Часы в уголке экрана показывали пять минут двенадцатого. Пять минут назад мне следовало выйти на дежурство. Понятно, что пять минут не опоздание, и никто из наших с такой точностью не ходит, но все равно неловко – мое ведь дежурство, сам вызвался. А чем я занят вместо этого? Сижу в дурацком чате, где собираются совсем другие люди и не бывает никого из наших ребят, беседую с очередным виртуальным троллем. Бог, который собрался уничтожить человечество, если ему сейчас не доказать, что этого делать не надо! Ну-ну. На миг мне почудилось, что вот-вот в стене комнаты прямо на стареньких обоях с лотосами откроется тайная дверь в параллельный мир. Но обои оставались обоями, и было слышно, как за стенкой в маминой комнате уныло бубнит телесериал, методично выливая в окружающее пространство свою немудреную копоть: ножи, бомжи, кабаки, проститутки; кого-то пытали хмурые наигранные бандиты, а их ловили такие же хмурые отечественные менты… Туда точно не хотелось. Если человеческий мир подлежал уничтожению как недостойный, то начинать следовало с телевизоров. Я откинулся на спинку кресла. Интересно, а как вообще можно решить подобное доказательство? Пожалуй, только методом от противного. «Апагогия – лучшее средство от демагогии», – как любит повторять наш препод матлогики Захар Валентинович по кличке Завал. Я снова искоса бросил взгляд на стену, но никаких дверей не открывалось. Вдруг само собой распахнулось окно – почти на весь дисплей. Видно, задел мышку, и оно развернулось. Это было очень своевременное приглашение: часы уже показывали четверть двенадцатого, пора дежурить. Я захлопнул браузер вместе с нашим странным чатом, поленившись сегодня даже попрощаться, вместе с десятком прочих страничек, оставшихся от безуспешных попыток найти в поисковиках задачки по сопромату, подвинул ближе клавиатуру, потер ладони друг об друга и распахнул свое заветное окно на весь экран, забыв о чате, о сопромате, да и вообще обо всем.

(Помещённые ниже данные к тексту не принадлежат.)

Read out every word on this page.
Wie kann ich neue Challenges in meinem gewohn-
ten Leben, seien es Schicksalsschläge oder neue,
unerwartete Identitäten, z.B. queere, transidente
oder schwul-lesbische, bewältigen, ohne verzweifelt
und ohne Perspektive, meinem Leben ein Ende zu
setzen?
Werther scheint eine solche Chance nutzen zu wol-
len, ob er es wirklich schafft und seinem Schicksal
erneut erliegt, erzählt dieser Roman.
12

Теперь я огляделся. Вдалеке пылал лес, а вокруг – то ли деревня, то ли хутор, не поймешь, все лесом заросло. Никогда в этом месте не бывал. Два дома каменные, дорожки чистенькие, клумбы, между домами постройки, но не сараи – то ли гаражи, то ли голубятни. И все это обнесено громадной бетонной стеной, над которой клубы колючей проволоки. В этой стене теперь зияла здоровенная дымящаяся пробоина – танк бы прошел запросто. Хотя прошел здесь всего лишь я. Трупов было пять. Трое лежали за пулеметом – что они там делали такой толпой у одного пулемета? Набрали мальчиков в Интернете по объявлению… Еще один лежал за углом ближнего дома, а еще один висел по пояс из окна второго этажа, слегка покачивая длинными руками, как белье на веревке. На его рукаве поблескивала серебряная свастика и нашивки – офицер вермахта. А ведь с этим фашистом мне пришлось возиться дольше всего. Дольше, чем с пулеметным расчетом. И если б не гранатомет, он бы меня наверняка скосил в конце концов – опытный боец, хорошую позицию занял. Интересно, я его знаю? Жетон снимем – выясним. Подбежав ближе, я обыскал трупы. Имена пулеметчиков мне ни о чем не говорили, но у них нашлись патроны. У молодчика за углом оказались целая аптечка и немного мелочевки: две светошумовые гранаты и странного вида крест. Я взял и его. Крест послушно перекочевал в левую колонку монитора и теперь вертелся там, загадочно поблескивая. Ключ, что ли? На ключ не похоже. Хотя кто их знает, ключи бывают разные. Ладно, выменяем на что-нибудь. Осталось обыскать офицера на втором этаже. Я подбежал к двери ближайшего дома и грохнул в нее сапогом. Дверь упала, и я вошел в темноту. Это было моей первой ошибкой. Расслабился за последние четыре часа, следовало отпрыгнуть и подождать. Но я нагло лез напролом.